Elu, kiedyś miałam dwie kępki przebiśniegów między bylinami i zawsze je haczką marnowała. W końcu porozsadzałam pod krzewem pęcherznicy i dereniami. Cały rok są przysłonięte i pięknie się rozrastają
Ja też chcę ciepła, bo ogród po zimie nie ogarnięty. Wycięłam tylko hortensje i derenie.
Aniu piękne stadko tych przebiśniegów. Przymrozek nic im nie zrobi.
Może i ja jesienią posadzę przebiśniegi.
Dzisiaj widziałam łan przebiśniegów z krokusami. Już się chce ciepła a najbardziej słońca.

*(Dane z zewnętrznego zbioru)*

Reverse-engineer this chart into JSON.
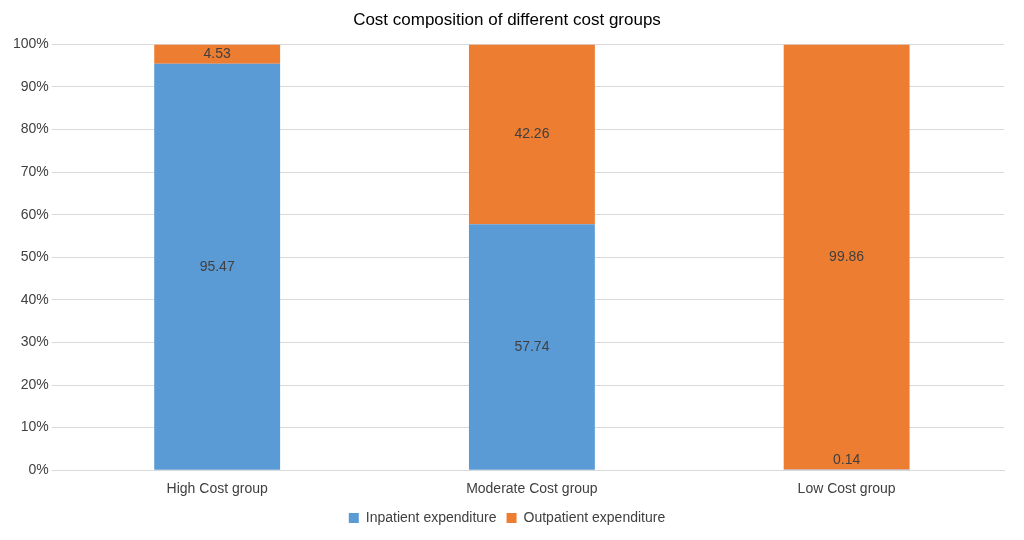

Podlewałam mało, co kilka tygodni bo już wiedziałam o co kaman. Nawet ziemię miał specjalną. Stał z dala od okna. Wszystko było dobrze przez pół roku tylko że nic nie wypuszczał aż nagle zżółkł ale nie zgnił. Sprawdziłam korzenie i było wszystko dobrze. Stał taki żółty ale sztywny. Nie chlapnięty. Aż po kilku tygodniach w ciągu trzech dni zbrązowiał i zdech
Właśnie lepiej nie podlewać nic przelać bo wtedy pada.
Jak się przyjrzycie zamie... To przy korzeniu ma takie bulwy to są zbiorniczki z wodą i to z nich liście pobierają wode.
Ja to mam problem z paprotkami. Miesiąc temu eM kupił paprotkę w Lidlu i o dziwo rośnie ja się nią nie zajmuje.
Nie zrażajcie się to roślina bezobsługowa. Mojej sąsiadce też padały co roku.
Kupiła w zeszłym roku jesienią i mają się bardzo dobrze.
Przede wszystkim zamiokulkasa podlewa się raz na 3 tygodnie. Nie można go przelewać padnie. Ąlubi światło rozproszone nie na słońcu. Spróbujcie podlewać zylatyna lub drożdżami.